Organised by Yayasan Design+Art Indonesia, ICAD collaborated with artists and creators from various disciplines including Tatang Ramadhan (graphic designer), Ruby Roesly (architect), Joshua Simandjuntak (product designer), PM Toh (poet), Hikmat Darmawan (comic artist) as well as White Shoes and The Couples Company (musicians) and Milisifilem Collective (collective artists / filmmakers), to name of few. Belgium-based designer Joris Vanbriel and Vanessa Yuan (ecoBirdy) were also invited to this year’s exhibit.
“When we talk about stories, it is a person’s experience which becomes their reality. Here, artists are challenged to share their stories with the public using different methods. Stories become their creative expression,” Harry Purwanto, the curator of ICAD 2018 and director of Yayasan Design+Art Indonesia, said.
Furthermore, Purwanto explained, the existing realities which became a personal story for the artists were transformed into new mediums and become a new reality. When it came to the creative process, it shaped more comprehensive interactions between artists and their work. “It’s a celebration of stories which sometimes come from very personal experience. Not every story can be related to the public but it also forms part of the collective reality and has a national context. It is always bound by the social world that constructs it,” Purwanto said.
In the hotel’s lobby, the contemporary works spread through different spots throughout hallway, blending with the hotel’s interiors, almost as if these works were part of the decoration.
“On the other hand, we have to accommodate [the artists’] idea to make the most possible art at the hotel. We came up with many discussions with artists to make sure everybody has spotlight. Sometimes artists have a certain vision to implement their idea as someone are excited to tell their stories,” Purwanto noted.
In the square white room, Aceh-born performance artist Agus Nur Amal, popularly known as PM Toh, built a playground from everyday objects to describe his stories. He compiled props from used objects—bucket lids and plastic bottles—to create a simple scene to illustrate cheap entertainment. It came from his stories during the 2004 Tsunami in Aceh where people had limited access to entertainment following the long-term recovery effort.
The Jadugar built an multimedia installation “Re-Branding of The Jadugar” in assemble of tapes, music video, camcorder, and photos to illustrates early 2000’s clip production. “Proyek Pasar Minggu” by Milisifilem Collective is one of collective story that spot a scene in traditional market, Pasar Minggu using Chinese ink on paper with charcoal. Andang Kelana explores the life of Gamelanonink in “20 Years of Nothing”, a poster design that depicts the history of Indonesia’s punk community.

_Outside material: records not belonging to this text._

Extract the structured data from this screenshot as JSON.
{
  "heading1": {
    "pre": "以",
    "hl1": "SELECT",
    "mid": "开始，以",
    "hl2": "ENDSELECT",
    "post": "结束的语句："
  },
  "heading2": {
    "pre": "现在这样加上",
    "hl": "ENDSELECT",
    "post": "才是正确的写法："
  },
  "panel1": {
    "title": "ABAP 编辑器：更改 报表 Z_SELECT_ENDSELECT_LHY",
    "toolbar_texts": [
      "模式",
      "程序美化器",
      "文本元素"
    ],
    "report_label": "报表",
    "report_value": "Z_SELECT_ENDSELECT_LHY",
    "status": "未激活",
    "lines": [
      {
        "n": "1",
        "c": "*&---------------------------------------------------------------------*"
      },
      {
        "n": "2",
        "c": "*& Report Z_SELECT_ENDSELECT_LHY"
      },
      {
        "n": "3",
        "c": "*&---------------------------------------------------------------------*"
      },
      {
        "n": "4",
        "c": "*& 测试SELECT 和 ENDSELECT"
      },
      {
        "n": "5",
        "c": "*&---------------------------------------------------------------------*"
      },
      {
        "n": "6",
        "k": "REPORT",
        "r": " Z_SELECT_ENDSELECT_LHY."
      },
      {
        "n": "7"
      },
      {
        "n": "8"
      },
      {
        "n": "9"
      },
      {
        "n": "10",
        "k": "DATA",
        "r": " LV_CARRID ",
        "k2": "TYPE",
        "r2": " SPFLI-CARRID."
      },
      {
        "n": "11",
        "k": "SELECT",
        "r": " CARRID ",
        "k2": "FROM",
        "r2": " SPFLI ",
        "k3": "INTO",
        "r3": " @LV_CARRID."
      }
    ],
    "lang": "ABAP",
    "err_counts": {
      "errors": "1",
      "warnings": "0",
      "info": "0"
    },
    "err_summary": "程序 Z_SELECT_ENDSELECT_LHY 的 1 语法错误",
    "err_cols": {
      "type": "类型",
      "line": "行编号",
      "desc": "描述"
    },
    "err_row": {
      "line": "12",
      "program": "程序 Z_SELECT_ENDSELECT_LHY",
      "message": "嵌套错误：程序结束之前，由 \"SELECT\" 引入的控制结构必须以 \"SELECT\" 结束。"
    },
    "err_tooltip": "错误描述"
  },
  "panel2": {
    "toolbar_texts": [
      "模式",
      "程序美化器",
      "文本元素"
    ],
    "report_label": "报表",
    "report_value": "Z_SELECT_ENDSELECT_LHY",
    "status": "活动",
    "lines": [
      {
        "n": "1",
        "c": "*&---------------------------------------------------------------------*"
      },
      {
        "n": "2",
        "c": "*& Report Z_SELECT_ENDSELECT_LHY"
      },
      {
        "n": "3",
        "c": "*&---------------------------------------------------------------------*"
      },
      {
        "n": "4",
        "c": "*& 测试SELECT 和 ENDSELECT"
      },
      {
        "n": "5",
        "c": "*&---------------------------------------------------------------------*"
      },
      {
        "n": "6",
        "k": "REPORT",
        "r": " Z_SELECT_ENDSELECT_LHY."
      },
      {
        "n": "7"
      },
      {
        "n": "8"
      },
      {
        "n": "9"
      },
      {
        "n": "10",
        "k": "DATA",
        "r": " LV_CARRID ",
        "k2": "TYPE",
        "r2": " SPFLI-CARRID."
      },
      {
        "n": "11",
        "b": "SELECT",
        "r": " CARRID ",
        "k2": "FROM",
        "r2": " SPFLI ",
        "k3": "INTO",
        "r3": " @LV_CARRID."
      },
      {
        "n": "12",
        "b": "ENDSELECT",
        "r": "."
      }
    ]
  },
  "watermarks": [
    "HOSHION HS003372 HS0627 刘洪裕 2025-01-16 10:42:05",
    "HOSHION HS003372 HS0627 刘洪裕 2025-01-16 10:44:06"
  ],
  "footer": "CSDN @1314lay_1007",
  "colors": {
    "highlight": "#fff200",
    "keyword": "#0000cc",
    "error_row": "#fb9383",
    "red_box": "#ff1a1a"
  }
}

Rio Setia Monata created mixed media with a variable dimension for his work “Semesta”. His work described the imagining meeting point of memories from the future and the past. In the corner, a whole room was dedicated to music from Indie-pop band White Shoes and the Couples Company where one could feel and listen to the brand’s aesthetic direction that illustrated Jakarta’s style in the 1950s.
In addition to displaying artwork, ICAD 2018 also invited several creative figures who shared insights on film, art and design. Jon Kuyper, a Hollywood Production Executive who worked on blockbuster films such as “The Hunger Games,” “The Great Gatsby,” and “The Hobbit” was invited along with Indonesian film producer Mira Lesmana.
Elsewhere, ICAD 2018 organised a convention via a collaboration with Indonesia’s Creative Economy Agency (Bekraf), British Council, and Koalisi Seni.